„Ich will Mut machen“

von Redaktion

Interview Model Greta Niewiadomski (24) über Lebensfreude

Prien – Was bedeutet Normalität und wer bestimmt, was normal ist? Greta Niewiadomski zeigt, wie selbstverständlich Vielfalt sein kann. Als Model mit Prothese, angehende Psychologin, Paralympics-Sportlerin und Aktivistin für Inklusion bricht die 24-Jährige mit einseitigen Bildern von Behinderung. Wir sind zum Gespräch in Prien verabredet, bis dahin „kenne“ ich Greta nur von Fotos. Sie ist das Gesicht bekannter Marken, hat unter anderem auf großen Plakatwänden bundesweit für eine Reiseversicherung geworben. Ihr Markenzeichen: eine futuristisch anmutende Handprothese. Dass wir sofort beim Du sind, macht das Fragen leichter.

Wann hast du realisiert, dass du dich von anderen unterscheidest?
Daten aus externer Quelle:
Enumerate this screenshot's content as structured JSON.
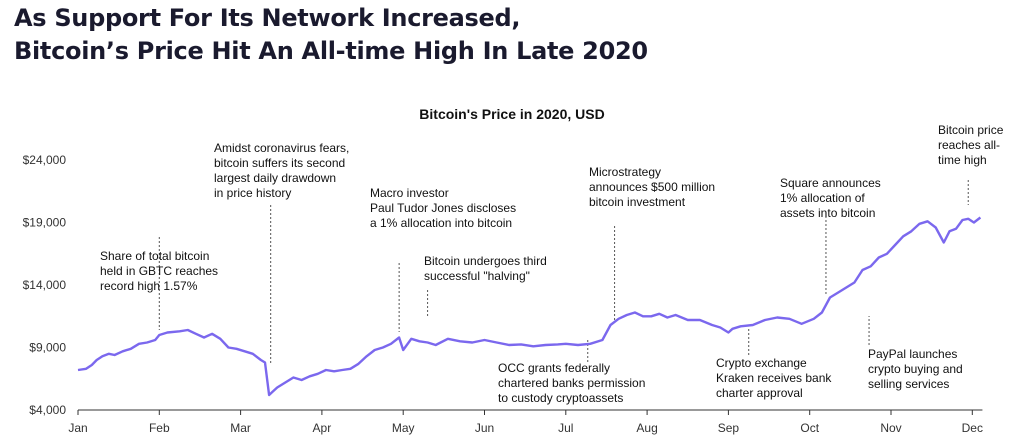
{
  "headline": {
    "line1": "As Support For Its Network Increased,",
    "line2": "Bitcoin’s Price Hit An All-time High In Late 2020"
  },
  "colors": {
    "line": "#7b68ee",
    "text": "#111111",
    "axis": "#333333",
    "annotation_line": "#555555"
  },
  "chart_data": {
    "type": "line",
    "title": "Bitcoin's Price in 2020, USD",
    "xlabel": "",
    "ylabel": "",
    "x_ticks": [
      "Jan",
      "Feb",
      "Mar",
      "Apr",
      "May",
      "Jun",
      "Jul",
      "Aug",
      "Sep",
      "Oct",
      "Nov",
      "Dec"
    ],
    "y_ticks": [
      "$4,000",
      "$9,000",
      "$14,000",
      "$19,000",
      "$24,000"
    ],
    "ylim": [
      4000,
      24000
    ],
    "xlim": [
      0,
      11.1
    ],
    "grid": false,
    "series": [
      {
        "x": [
          0,
          0.1,
          0.17,
          0.23,
          0.3,
          0.38,
          0.45,
          0.55,
          0.65,
          0.75,
          0.85,
          0.95,
          1.0,
          1.1,
          1.25,
          1.35,
          1.45,
          1.55,
          1.65,
          1.75,
          1.85,
          1.95,
          2.05,
          2.15,
          2.25,
          2.3,
          2.35,
          2.4,
          2.45,
          2.55,
          2.65,
          2.75,
          2.85,
          2.95,
          3.05,
          3.15,
          3.25,
          3.35,
          3.45,
          3.55,
          3.65,
          3.75,
          3.85,
          3.95,
          4.0,
          4.1,
          4.2,
          4.3,
          4.4,
          4.55,
          4.7,
          4.85,
          5.0,
          5.15,
          5.3,
          5.45,
          5.6,
          5.75,
          5.9,
          6.0,
          6.15,
          6.3,
          6.45,
          6.55,
          6.65,
          6.75,
          6.85,
          6.95,
          7.05,
          7.15,
          7.25,
          7.35,
          7.5,
          7.65,
          7.8,
          7.9,
          8.0,
          8.05,
          8.15,
          8.3,
          8.45,
          8.6,
          8.75,
          8.9,
          9.05,
          9.15,
          9.25,
          9.35,
          9.45,
          9.55,
          9.65,
          9.75,
          9.85,
          9.95,
          10.05,
          10.15,
          10.25,
          10.35,
          10.45,
          10.55,
          10.65,
          10.72,
          10.8,
          10.88,
          10.95,
          11.02,
          11.1
        ],
        "values": [
          7200,
          7300,
          7600,
          8000,
          8300,
          8500,
          8400,
          8700,
          8900,
          9300,
          9400,
          9600,
          10000,
          10200,
          10300,
          10400,
          10100,
          9800,
          10100,
          9700,
          9000,
          8900,
          8700,
          8500,
          8000,
          7800,
          5200,
          5500,
          5800,
          6200,
          6600,
          6400,
          6700,
          6900,
          7200,
          7100,
          7200,
          7300,
          7700,
          8300,
          8800,
          9000,
          9300,
          9800,
          8800,
          9700,
          9500,
          9400,
          9200,
          9700,
          9500,
          9400,
          9600,
          9400,
          9200,
          9250,
          9100,
          9200,
          9250,
          9300,
          9200,
          9300,
          9600,
          10800,
          11300,
          11600,
          11800,
          11500,
          11500,
          11700,
          11400,
          11600,
          11200,
          11200,
          10800,
          10600,
          10200,
          10500,
          10700,
          10800,
          11200,
          11400,
          11300,
          10900,
          11300,
          11800,
          13000,
          13400,
          13800,
          14200,
          15200,
          15500,
          16200,
          16500,
          17200,
          17900,
          18300,
          18900,
          19100,
          18600,
          17400,
          18300,
          18500,
          19200,
          19300,
          19000,
          19400
        ]
      }
    ],
    "annotations": [
      {
        "id": "gbtc",
        "lines": [
          "Share of total bitcoin",
          "held in GBTC reaches",
          "record high 1.57%"
        ],
        "x": 1.0,
        "y": 9600
      },
      {
        "id": "covid",
        "lines": [
          "Amidst coronavirus fears,",
          "bitcoin suffers its second",
          "largest daily drawdown",
          "in price history"
        ],
        "x": 2.37,
        "y": 5500
      },
      {
        "id": "ptj",
        "lines": [
          "Macro investor",
          "Paul Tudor Jones discloses",
          "a 1% allocation into bitcoin"
        ],
        "x": 3.95,
        "y": 9600
      },
      {
        "id": "halving",
        "lines": [
          "Bitcoin undergoes third",
          "successful \"halving\""
        ],
        "x": 4.3,
        "y": 11000
      },
      {
        "id": "occ",
        "lines": [
          "OCC grants federally",
          "chartered banks permission",
          "to custody cryptoassets"
        ],
        "x": 6.27,
        "y": 9300
      },
      {
        "id": "microstrategy",
        "lines": [
          "Microstrategy",
          "announces $500 million",
          "bitcoin investment"
        ],
        "x": 6.6,
        "y": 11000
      },
      {
        "id": "kraken",
        "lines": [
          "Crypto exchange",
          "Kraken receives bank",
          "charter approval"
        ],
        "x": 8.25,
        "y": 10700
      },
      {
        "id": "square",
        "lines": [
          "Square announces",
          "1% allocation of",
          "assets into bitcoin"
        ],
        "x": 9.2,
        "y": 13000
      },
      {
        "id": "paypal",
        "lines": [
          "PayPal launches",
          "crypto buying and",
          "selling services"
        ],
        "x": 9.73,
        "y": 12000
      },
      {
        "id": "ath",
        "lines": [
          "Bitcoin price",
          "reaches all-",
          "time high"
        ],
        "x": 10.95,
        "y": 20000
      }
    ]
  }
}
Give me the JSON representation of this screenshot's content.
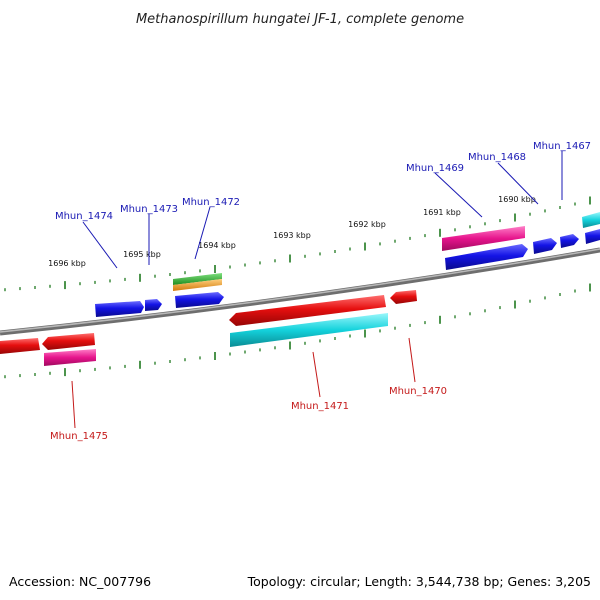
{
  "title": "Methanospirillum hungatei JF-1, complete genome",
  "footer": {
    "accession": "Accession: NC_007796",
    "summary": "Topology: circular; Length: 3,544,738 bp; Genes: 3,205"
  },
  "ticks": [
    {
      "label": "1696 kbp",
      "kbp": 1696
    },
    {
      "label": "1695 kbp",
      "kbp": 1695
    },
    {
      "label": "1694 kbp",
      "kbp": 1694
    },
    {
      "label": "1693 kbp",
      "kbp": 1693
    },
    {
      "label": "1692 kbp",
      "kbp": 1692
    },
    {
      "label": "1691 kbp",
      "kbp": 1691
    },
    {
      "label": "1690 kbp",
      "kbp": 1690
    }
  ],
  "gene_labels": [
    {
      "id": "Mhun_1474",
      "strand": "forward"
    },
    {
      "id": "Mhun_1473",
      "strand": "forward"
    },
    {
      "id": "Mhun_1472",
      "strand": "forward"
    },
    {
      "id": "Mhun_1469",
      "strand": "forward"
    },
    {
      "id": "Mhun_1468",
      "strand": "forward"
    },
    {
      "id": "Mhun_1467",
      "strand": "forward"
    },
    {
      "id": "Mhun_1475",
      "strand": "reverse"
    },
    {
      "id": "Mhun_1471",
      "strand": "reverse"
    },
    {
      "id": "Mhun_1470",
      "strand": "reverse"
    }
  ],
  "colors": {
    "forward_label": "#1a1ab4",
    "reverse_label": "#c41a1a",
    "backbone": "#888888",
    "tick": "#1f7a1f",
    "cds_forward": "#1414e6",
    "cds_reverse": "#e60f0f",
    "feature_magenta": "#e6148c",
    "feature_cyan": "#14d2dc",
    "feature_green": "#28b428",
    "feature_orange": "#f0a01e"
  },
  "icons": [
    "forward-arrow-icon",
    "reverse-arrow-icon"
  ]
}
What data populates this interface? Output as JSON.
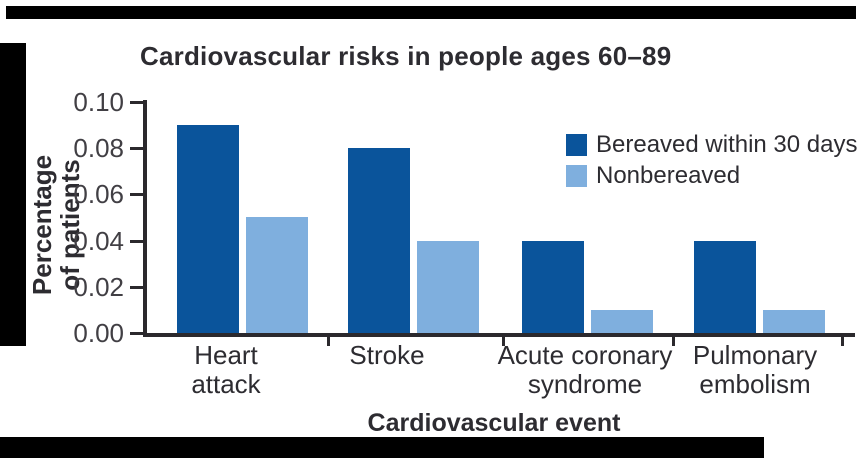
{
  "figure": {
    "background_color": "#ffffff",
    "decoration_color": "#000000"
  },
  "chart_data": {
    "type": "bar",
    "title": "Cardiovascular risks in people ages 60–89",
    "xlabel": "Cardiovascular event",
    "ylabel": "Percentage of patients",
    "ylabel_lines": "Percentage\nof patients",
    "categories": [
      "Heart attack",
      "Stroke",
      "Acute coronary syndrome",
      "Pulmonary embolism"
    ],
    "category_label_lines": [
      [
        "Heart",
        "attack"
      ],
      [
        "Stroke"
      ],
      [
        "Acute coronary",
        "syndrome"
      ],
      [
        "Pulmonary",
        "embolism"
      ]
    ],
    "series": [
      {
        "name": "Bereaved within 30 days",
        "color": "#0A549B",
        "values": [
          0.09,
          0.08,
          0.04,
          0.04
        ]
      },
      {
        "name": "Nonbereaved",
        "color": "#7FAFDE",
        "values": [
          0.05,
          0.04,
          0.01,
          0.01
        ]
      }
    ],
    "y_ticks": [
      "0.00",
      "0.02",
      "0.04",
      "0.06",
      "0.08",
      "0.10"
    ],
    "ylim": [
      0,
      0.1
    ],
    "grid": false,
    "legend_position": "upper right",
    "text_color": "#2D2C31",
    "tick_text_color": "#413F44",
    "axis_color": "#2B292D"
  }
}
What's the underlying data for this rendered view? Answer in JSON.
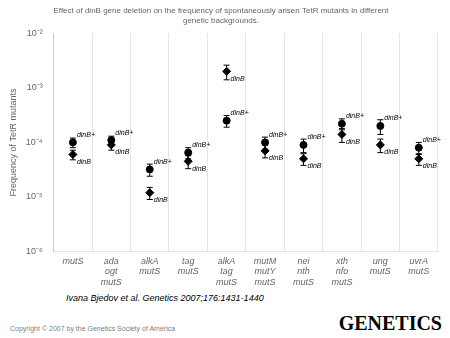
{
  "chart_data": {
    "type": "scatter",
    "title": "Effect of dinB gene deletion on the frequency of spontaneously arisen TetR mutants in different\ngenetic backgrounds.",
    "ylabel": "Frequency of TetR mutants",
    "categories": [
      "mutS",
      "ada\nogt\nmutS",
      "alkA\nmutS",
      "tag\nmutS",
      "alkA\ntag\nmutS",
      "mutM\nmutY\nmutS",
      "nei\nnth\nmutS",
      "xth\nnfo\nmutS",
      "ung\nmutS",
      "uvrA\nmutS"
    ],
    "series": [
      {
        "name": "dinB+",
        "color": "#000000",
        "marker": "circle",
        "values": [
          0.0001,
          0.00011,
          3.2e-05,
          6.5e-05,
          0.00025,
          0.0001,
          9e-05,
          0.00022,
          0.0002,
          8e-05
        ],
        "error_minus": [
          2e-05,
          2e-05,
          8e-06,
          1.5e-05,
          6e-05,
          2.5e-05,
          2.5e-05,
          5e-05,
          6e-05,
          2e-05
        ],
        "error_plus": [
          2e-05,
          2e-05,
          8e-06,
          1.5e-05,
          6e-05,
          2.5e-05,
          2.5e-05,
          5e-05,
          6e-05,
          2e-05
        ]
      },
      {
        "name": "dinB",
        "color": "#000000",
        "marker": "diamond",
        "values": [
          6e-05,
          9e-05,
          1.2e-05,
          4.5e-05,
          0.002,
          7e-05,
          5e-05,
          0.00014,
          9e-05,
          5e-05
        ],
        "error_minus": [
          1.2e-05,
          1.8e-05,
          3e-06,
          1.2e-05,
          0.0006,
          1.8e-05,
          1.2e-05,
          4e-05,
          2.5e-05,
          1.2e-05
        ],
        "error_plus": [
          1.2e-05,
          1.8e-05,
          3e-06,
          1.2e-05,
          0.0006,
          1.8e-05,
          1.2e-05,
          4e-05,
          2.5e-05,
          1.2e-05
        ]
      }
    ],
    "log": "y",
    "ylim": [
      1e-06,
      0.01
    ],
    "yticks": [
      {
        "value": 1e-06,
        "label": "10⁻⁶"
      },
      {
        "value": 1e-05,
        "label": "10⁻⁵"
      },
      {
        "value": 0.0001,
        "label": "10⁻⁴"
      },
      {
        "value": 0.001,
        "label": "10⁻³"
      },
      {
        "value": 0.01,
        "label": "10⁻²"
      }
    ],
    "grid": false,
    "annotations": [
      "Ivana Bjedov et al. Genetics 2007;176:1431-1440",
      "Copyright © 2007 by the Genetics Society of America",
      "GENETICS"
    ]
  }
}
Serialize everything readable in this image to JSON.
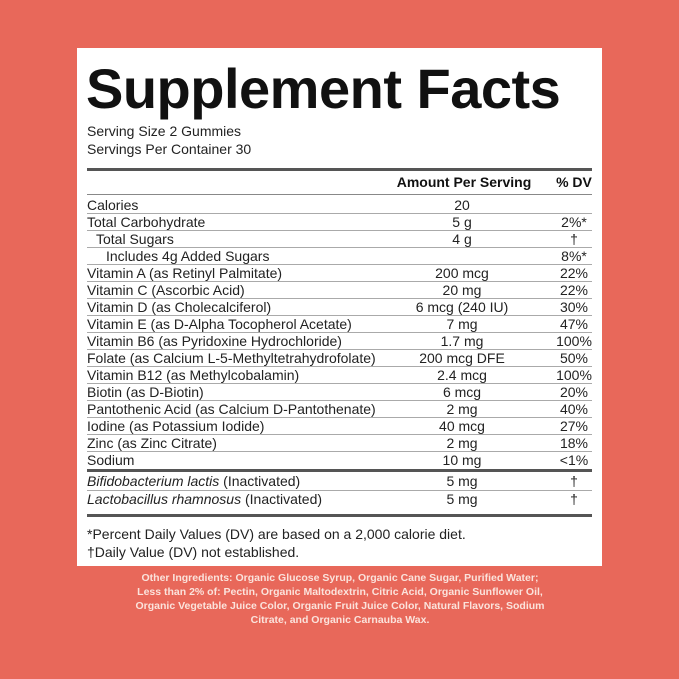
{
  "label": {
    "title": "Supplement Facts",
    "serving_size": "Serving Size 2 Gummies",
    "servings_per_container": "Servings Per Container 30",
    "header": {
      "amount": "Amount Per Serving",
      "dv": "% DV"
    },
    "rows": [
      {
        "name": "Calories",
        "amount": "20"
      },
      {
        "name": "Total Carbohydrate",
        "amount": "5 g",
        "dv": "2%*"
      },
      {
        "name": "Total Sugars",
        "amount": "4 g",
        "dv": "†"
      },
      {
        "name": "Includes 4g Added Sugars",
        "dv": "8%*"
      },
      {
        "name": "Vitamin A (as Retinyl Palmitate)",
        "amount": "200 mcg",
        "dv": "22%"
      },
      {
        "name": "Vitamin C (Ascorbic Acid)",
        "amount": "20 mg",
        "dv": "22%"
      },
      {
        "name": "Vitamin D (as Cholecalciferol)",
        "amount": "6 mcg (240 IU)",
        "dv": "30%"
      },
      {
        "name": "Vitamin E (as D-Alpha Tocopherol Acetate)",
        "amount": "7 mg",
        "dv": "47%"
      },
      {
        "name": "Vitamin B6 (as Pyridoxine Hydrochloride)",
        "amount": "1.7 mg",
        "dv": "100%"
      },
      {
        "name": "Folate (as Calcium L-5-Methyltetrahydrofolate)",
        "amount": "200 mcg DFE",
        "dv": "50%"
      },
      {
        "name": "Vitamin B12 (as Methylcobalamin)",
        "amount": "2.4 mcg",
        "dv": "100%"
      },
      {
        "name": "Biotin (as D-Biotin)",
        "amount": "6 mcg",
        "dv": "20%"
      },
      {
        "name": "Pantothenic Acid (as Calcium D-Pantothenate)",
        "amount": "2 mg",
        "dv": "40%"
      },
      {
        "name": "Iodine (as Potassium Iodide)",
        "amount": "40 mcg",
        "dv": "27%"
      },
      {
        "name": "Zinc (as Zinc Citrate)",
        "amount": "2 mg",
        "dv": "18%"
      },
      {
        "name": "Sodium",
        "amount": "10 mg",
        "dv": "<1%"
      }
    ],
    "probiotics": [
      {
        "species": "Bifidobacterium lactis",
        "note": "(Inactivated)",
        "amount": "5 mg",
        "dv": "†"
      },
      {
        "species": "Lactobacillus rhamnosus",
        "note": "(Inactivated)",
        "amount": "5 mg",
        "dv": "†"
      }
    ],
    "footnotes": [
      "*Percent Daily Values (DV) are based on a 2,000 calorie diet.",
      "†Daily Value (DV) not established."
    ]
  },
  "other_ingredients": [
    "Other Ingredients: Organic Glucose Syrup, Organic Cane Sugar, Purified Water;",
    "Less than 2% of: Pectin, Organic Maltodextrin, Citric Acid, Organic Sunflower Oil,",
    "Organic Vegetable Juice Color, Organic Fruit Juice Color, Natural Flavors, Sodium",
    "Citrate, and Organic Carnauba Wax."
  ]
}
Da muss ich vier gewesen sein. Es war im Kindergarten und ein anderes Kind hat mir gesagt, dass ich eine Hand und eine Faust habe, die anderen alle haben aber zwei Hände.

Wie war das für dich?

Da es rein beschreibend war und keine Wertung enthalten war, fühlte sich das für mich okay an. Meine Eltern hatten immer von meiner großen und meiner kleinen Hand gesprochen – und die „kleine“ Hand hinderte mich nicht daran, alles ausprobieren zu dürfen. Sie haben mir einfach zugetraut, genauso wie die anderen Kinder Radfahren und Rollerfahren zu lernen. Sie waren mit mir beim Schwimmen und ich durfte klettern, und Schleife binden, was ja damals im Kindergarten eine große Sache war, habe ich auch gelernt.

Gab es als Kind Kommentare, die dich verletzt haben?

Wenn die Kommentare von Kindern kamen, hatte ich immer gute Freundinnen, die mich verteidigt haben. Was mich verletzt hat, waren eher die Kommentare von Erwachsenen, wenn sie mir etwas nicht zugetraut haben oder mich irgendwie schützen, aber dadurch ausschließen wollten.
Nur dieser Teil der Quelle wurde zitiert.